Scène

2016 revue et corrigée : Dire adieu avec le sourire

Jean-Philippe Durand, Simon Leblond, Nadine Massie et Pascal Roberge, auteurs de l’édition 2016 de cette rétrospective humoristique dont Alain Zouvi signe la mise en scène pour la quatrième fois, ont pigé dans les grands titres de l’actualité pour souligner l’absurdité des décisions politiques de nos dirigeants, d’ici ou d’ailleurs, si ce n’est pour rire des dirigeants eux-mêmes, mais aussi dans les sujets plus légers qui moquent ce qui a fait le plus parler le Québec.

Inutile d’être spécialiste de la politique locale ou étrangère pour bien suivre le déroulement du spectacle; cette revue de l’année écorche les sujets bouillants autant du côté de la politique que des émissions télévisuelles et animateurs populaires, personnalités marquantes, vidéos virales du web et faits divers.

Le travail colossal d’Alain Zouvi à la mise en scène fait briller sa talentueuse distribution. Les nombreux talents des interprètes rendent ce spectacle de deux heures fort dynamique et varié. Les numéros chantés, les imitations et les multiples interprétations de personnages s’enchaînent aisément et créent un ensemble assez divertissant. France Parent, Martin Héroux, Amélie Grenier, Marc St-Martin, François Maranda et Julie Ringuette mènent ce marathon humoristique avec énergie sans perdre le souffle.

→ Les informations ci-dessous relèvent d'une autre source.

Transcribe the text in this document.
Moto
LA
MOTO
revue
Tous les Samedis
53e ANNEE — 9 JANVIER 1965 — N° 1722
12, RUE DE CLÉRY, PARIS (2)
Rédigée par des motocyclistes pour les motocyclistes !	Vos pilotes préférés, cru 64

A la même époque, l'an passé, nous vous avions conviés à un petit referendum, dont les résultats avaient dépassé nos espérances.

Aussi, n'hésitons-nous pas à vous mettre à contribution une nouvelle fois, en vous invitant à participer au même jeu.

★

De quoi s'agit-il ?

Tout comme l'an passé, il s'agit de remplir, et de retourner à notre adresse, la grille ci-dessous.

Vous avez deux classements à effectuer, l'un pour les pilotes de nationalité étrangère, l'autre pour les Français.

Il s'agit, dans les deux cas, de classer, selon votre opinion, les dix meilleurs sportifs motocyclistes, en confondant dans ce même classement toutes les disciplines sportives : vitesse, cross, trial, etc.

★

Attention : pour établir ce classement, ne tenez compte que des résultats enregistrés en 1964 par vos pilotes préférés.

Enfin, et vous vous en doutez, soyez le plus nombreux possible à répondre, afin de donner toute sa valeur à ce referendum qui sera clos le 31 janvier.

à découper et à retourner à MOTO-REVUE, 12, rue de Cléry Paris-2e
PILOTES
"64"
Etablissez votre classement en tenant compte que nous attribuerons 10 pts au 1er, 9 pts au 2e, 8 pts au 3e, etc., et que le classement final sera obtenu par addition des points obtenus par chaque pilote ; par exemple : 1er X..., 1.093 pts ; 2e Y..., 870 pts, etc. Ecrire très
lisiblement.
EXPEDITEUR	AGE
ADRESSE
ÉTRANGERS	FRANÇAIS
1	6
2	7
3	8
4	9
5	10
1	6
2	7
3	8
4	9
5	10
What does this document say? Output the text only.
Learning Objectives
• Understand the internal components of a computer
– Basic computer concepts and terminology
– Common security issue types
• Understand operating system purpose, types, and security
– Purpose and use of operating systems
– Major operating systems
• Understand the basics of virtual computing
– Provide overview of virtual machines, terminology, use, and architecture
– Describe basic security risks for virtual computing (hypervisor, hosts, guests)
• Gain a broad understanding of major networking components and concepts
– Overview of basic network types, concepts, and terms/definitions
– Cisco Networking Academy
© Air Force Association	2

Même si la revue de 2016 ne va pas creuser dans les sujets et les crises internationales plus difficiles à commenter, elle ne manque pas d’écorcher les leaders les plus près de nous. Un numéro musical, où Julie Ringuette arrive sur scène sous les traits de «Mary Pas-Fine», une Mary Poppins qui vient presser Philippe Couillard (François Maranda) à faire du ménage dans son cabinet de ministres, est particulièrement cinglant et réussi. Se joignent sur scène un Jean Charest ramoneur de cheminées (Martin Héroux) «toujours prêt» à aider, un François Barrette (Marc St-Martin) qui justifie mollement ses coupes en santé et la nièce de Couillard (Amélie Grenier), présente uniquement parce qu’il y a eu des compressions dans les services de garde. Lise Thériault (France Parent), avec son rouleau à pâte et son habit de femme de ménage, se fait expliquer ce qu’est le féminisme, question d’éclairer sa lanterne… La joyeuse bande entame une chanson peu flatteuse à l’endroit du premier ministre, dont les paroles projetées sur écran invitent les spectateurs à participer à ce karaoké inusité.

Un moment particulièrement fort s’entame lorsque Martin Héroux, en conteur traditionnel québécois, arrive sur scène avec une histoire bien particulière; celle dont personne n’a pu prouver l’existence, mais dont tout le monde parle: la légende du burkini… Avec une langue colorée et efficace, le texte souligne avec brio l’absurdité de ce sujet d’actualité qui a fait couler beaucoup d’encre dans le monde. Il confronte notre propre ouverture, notre système de valeurs (avec un clin d’œil à la tristement célèbre charte québécoise) et notre rapport à l’autre avec une bonne dose d’humour et de dérision. Des moments plus loufoques, comme un Charles Tisseyre (François Maranda) qui explique le virus Zika sur l’air de Ziggy de Céline Dion, accompagné d’un moustique (Martin Héroux!) qui danse en duo avec l’animateur de Découverte, trouvent facilement leur place parmi les autres.

Crédit photo : François Laplante Delagrave
Crédit photo : François Laplante Delagrave

Certains moments rendent l’ensemble un peu moins fort et pertinent, particulièrement ces sketches où on s’attaque (gentiment, tout de même) directement à des personnalités publiques, souvent des animateurs connus du public amateur de télévision. Il faut bien connaître les talk-shows et émissions de variétés, parfois même la vie personnelle de ces personnalités pour comprendre les références. Et même en les saisissant, les blagues un peu faciles et sans profondeur qui leur sont adressées tournent en rond. On s’amuse tout de même avec Julie Ringuette qui interprète brillamment une Céline Dion qui se veut près du public québécois ou encore avec Amélie Grenier qui incarne Marthe Laverdière et ses vidéos de jardinage joyeusement grivoises. François Maranda et Marc St-Martin sont hilarants en personnifiant avec justesse de nombreuses personnalités d’ici. Mention spéciale à la Denise Filiatrault survoltée de Marc St-Martin, qui n’a «pas dormi depuis 1982», apparaissant à différents moments du spectacle.

2016 revue et corrigée est une façon amusante et légère de mettre aux oubliettes une année difficile et complexe en omettant les sujets trop lourds. Une petite pause qui se prend bien.

Présenté au Théâtre du Rideau Vert jusqu’au 7 janvier 2017.